〈一章〉(3)
——トゥキョオ区郊外 AM2:30
はぁ、——と息をつきながら、ふと前を見る。
膝下まで伸びる黒いコートを纏っても、冷たい風は容赦なく俺の身体を突き抜けていく。
銀色に染め上げられた砂だけの世界の上にぽつねんと浮かぶ、幻想的な三日月。
ダイヤモンドリングの欠片のようなそれは、鮮やかで、かつ繊細な光を放ちながら、こっちを見下ろしているようだった。
「お久しぶりです」
星空の下。
黒いコートを纏った俺は、大きなカバンを持って、迎えの車に近づいていく。
車に寄りかかっている長身の男に、俺は見覚えがあった。
「久しぶりだ、我孫子」
「ハハハ、未だに僕を名字で呼ぶのは貴方くらいですよー」
「お前の名前はありきたりすぎるからな、そう言うのは嫌いなんだ」
俺と我孫子、二人とも、言葉の応酬が喧嘩腰であるが、これはいつもの事だ。別に仲が悪いというわけでもないので、誰も気にしなかったし、俺たち自身もこういう軽口の叩き合いが好きだった。
二つの口から白い息が漏れる。
一週間前くらいに、俺と連れで引っ越すことにしたのだが、色々と手続きが必要とのことで、俺だけが残り、ドラゴンと黒猫を先にマラシュケの方に送った。
こっちは車で追いかける算段だったが、、途中でガソリンの量が足りず、約一時間かけて砂漠を歩き続け、やっと道があるところまでたどり着いた。偶然、我孫子からの着信があったので、彼にすがり、こうして迎えに来てもらっているのである。
これだから、科学技術は信用できない。
まぁ、心配せずとも、ドラゴンは賢い動物で、行先はきちんと分かっているはずだし、アイツのことも、ボディーガードとしてのドラゴンと、何日分かの食料があれば大丈夫だろう。だから、急ぎ旅になる必要はないのだが、どうも定刻通りに事が運べないとイライラしてしまう。
……ジャポネの原住民の悪い癖だ。
「そろそろ行きましょうか」
我孫子の言葉に、あぁ、と軽く返事をし、助手席に乗り込む。
エンジンがかかり、目の前のラジオやCDのプレイヤーのボタンが青く光り輝く。

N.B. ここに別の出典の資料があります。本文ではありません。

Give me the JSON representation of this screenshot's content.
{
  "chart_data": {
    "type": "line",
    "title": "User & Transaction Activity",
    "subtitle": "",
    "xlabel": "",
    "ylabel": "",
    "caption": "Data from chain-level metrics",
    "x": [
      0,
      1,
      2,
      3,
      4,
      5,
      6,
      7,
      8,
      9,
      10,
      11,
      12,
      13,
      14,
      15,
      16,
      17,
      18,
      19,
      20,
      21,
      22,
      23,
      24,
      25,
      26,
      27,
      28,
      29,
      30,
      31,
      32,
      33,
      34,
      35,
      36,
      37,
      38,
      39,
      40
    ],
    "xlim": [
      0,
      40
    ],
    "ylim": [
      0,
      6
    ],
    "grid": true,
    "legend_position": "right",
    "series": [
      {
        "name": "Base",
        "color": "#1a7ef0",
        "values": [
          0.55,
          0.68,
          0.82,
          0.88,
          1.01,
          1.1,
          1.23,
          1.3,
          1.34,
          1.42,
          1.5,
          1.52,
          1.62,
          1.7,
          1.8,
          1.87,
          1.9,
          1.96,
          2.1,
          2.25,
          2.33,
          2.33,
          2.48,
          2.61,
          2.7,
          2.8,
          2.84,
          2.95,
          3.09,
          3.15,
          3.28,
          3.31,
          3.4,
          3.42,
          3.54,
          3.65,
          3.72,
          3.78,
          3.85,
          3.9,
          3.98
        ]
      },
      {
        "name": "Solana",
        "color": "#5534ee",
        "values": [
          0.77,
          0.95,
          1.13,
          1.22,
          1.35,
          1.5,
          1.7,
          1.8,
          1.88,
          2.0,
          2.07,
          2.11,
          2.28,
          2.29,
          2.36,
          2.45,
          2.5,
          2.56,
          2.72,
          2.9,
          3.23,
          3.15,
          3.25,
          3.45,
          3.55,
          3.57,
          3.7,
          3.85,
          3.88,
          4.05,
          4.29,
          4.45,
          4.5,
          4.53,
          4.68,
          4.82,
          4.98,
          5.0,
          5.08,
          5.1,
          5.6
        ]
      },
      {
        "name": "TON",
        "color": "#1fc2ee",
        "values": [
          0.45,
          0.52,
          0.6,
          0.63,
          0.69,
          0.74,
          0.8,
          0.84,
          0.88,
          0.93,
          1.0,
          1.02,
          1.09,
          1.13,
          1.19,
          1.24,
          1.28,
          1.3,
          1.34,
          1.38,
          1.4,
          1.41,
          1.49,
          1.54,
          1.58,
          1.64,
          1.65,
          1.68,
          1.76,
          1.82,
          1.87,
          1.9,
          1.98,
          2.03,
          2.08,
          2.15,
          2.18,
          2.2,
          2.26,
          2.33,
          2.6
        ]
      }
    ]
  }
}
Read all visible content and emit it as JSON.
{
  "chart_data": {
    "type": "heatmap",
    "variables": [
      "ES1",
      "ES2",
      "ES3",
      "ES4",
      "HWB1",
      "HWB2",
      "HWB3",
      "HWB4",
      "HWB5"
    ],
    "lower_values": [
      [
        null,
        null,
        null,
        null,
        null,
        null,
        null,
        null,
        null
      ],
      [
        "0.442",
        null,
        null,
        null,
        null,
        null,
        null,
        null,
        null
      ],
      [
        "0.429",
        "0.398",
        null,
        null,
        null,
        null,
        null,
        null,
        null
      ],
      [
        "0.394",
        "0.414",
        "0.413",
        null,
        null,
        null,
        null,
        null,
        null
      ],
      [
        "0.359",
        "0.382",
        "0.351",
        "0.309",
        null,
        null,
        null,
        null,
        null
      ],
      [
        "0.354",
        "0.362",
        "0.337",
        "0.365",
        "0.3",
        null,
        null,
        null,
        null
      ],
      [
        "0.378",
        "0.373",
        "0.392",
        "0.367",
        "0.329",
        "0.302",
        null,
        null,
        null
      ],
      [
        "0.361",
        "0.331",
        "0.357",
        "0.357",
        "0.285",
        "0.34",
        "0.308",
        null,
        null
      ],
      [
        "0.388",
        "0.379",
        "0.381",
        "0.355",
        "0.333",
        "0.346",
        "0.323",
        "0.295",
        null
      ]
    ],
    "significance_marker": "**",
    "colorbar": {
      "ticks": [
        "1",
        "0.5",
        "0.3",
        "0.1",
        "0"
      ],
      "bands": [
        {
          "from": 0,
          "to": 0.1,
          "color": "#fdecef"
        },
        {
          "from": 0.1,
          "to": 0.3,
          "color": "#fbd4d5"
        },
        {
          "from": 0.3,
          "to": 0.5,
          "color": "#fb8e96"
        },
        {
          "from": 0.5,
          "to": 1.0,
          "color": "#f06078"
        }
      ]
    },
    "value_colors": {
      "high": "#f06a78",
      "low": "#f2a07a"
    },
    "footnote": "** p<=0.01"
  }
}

モニターにはFMの文字が出ているが、この場所は圏外であるようだった。
久しぶりの車の感覚。
俺はふぅ、と息をついてシートにもたれかかった。
「随分と、お疲れのようですが、改めて、おかえりなさい」
「お帰りなさい、か……。なんか、お前に言われると虫唾が走る」
「でも、世間一般ではそう言うのが常識ですよ。僕も、同僚に対しては上辺の心遣いをすることを怠らないようにしているのです」
「上辺って言っている時点でもう意味ねぇよ」
「アハハ、確かにそうですね、……それより、貴方、以前より逞しくなってませんか?」
今度は本音なのだろう、俺の方をまじまじと見ると、フゥと残念そうな溜息をついた。
「残念だったな。俺は、どの世界に飛ばされようが、生きて帰ってくる自信があるんでね」
「だったらむしろベルベル砂漠の向こうにある、密林の奥地で修業でもしてきてください」
そこで熱病にでもかかってしまえば、流石の貴方もくたばるでしょうし、と付け加えて、我孫子は運転を続ける。
砂漠に続いていた道なき道を通って、国道に出てくる。
そして、だんだんと、誘蛾灯だけだった単調な道が、光に囲まれるようになる。
あちらこちらに中小企業のビル——夜中まで光が漏れているとはお疲れ様なものだ——や、ラブホテルが散見される。例の青い看板を見ると、トゥキョオ中央区までは後五〇km、と書いてあった。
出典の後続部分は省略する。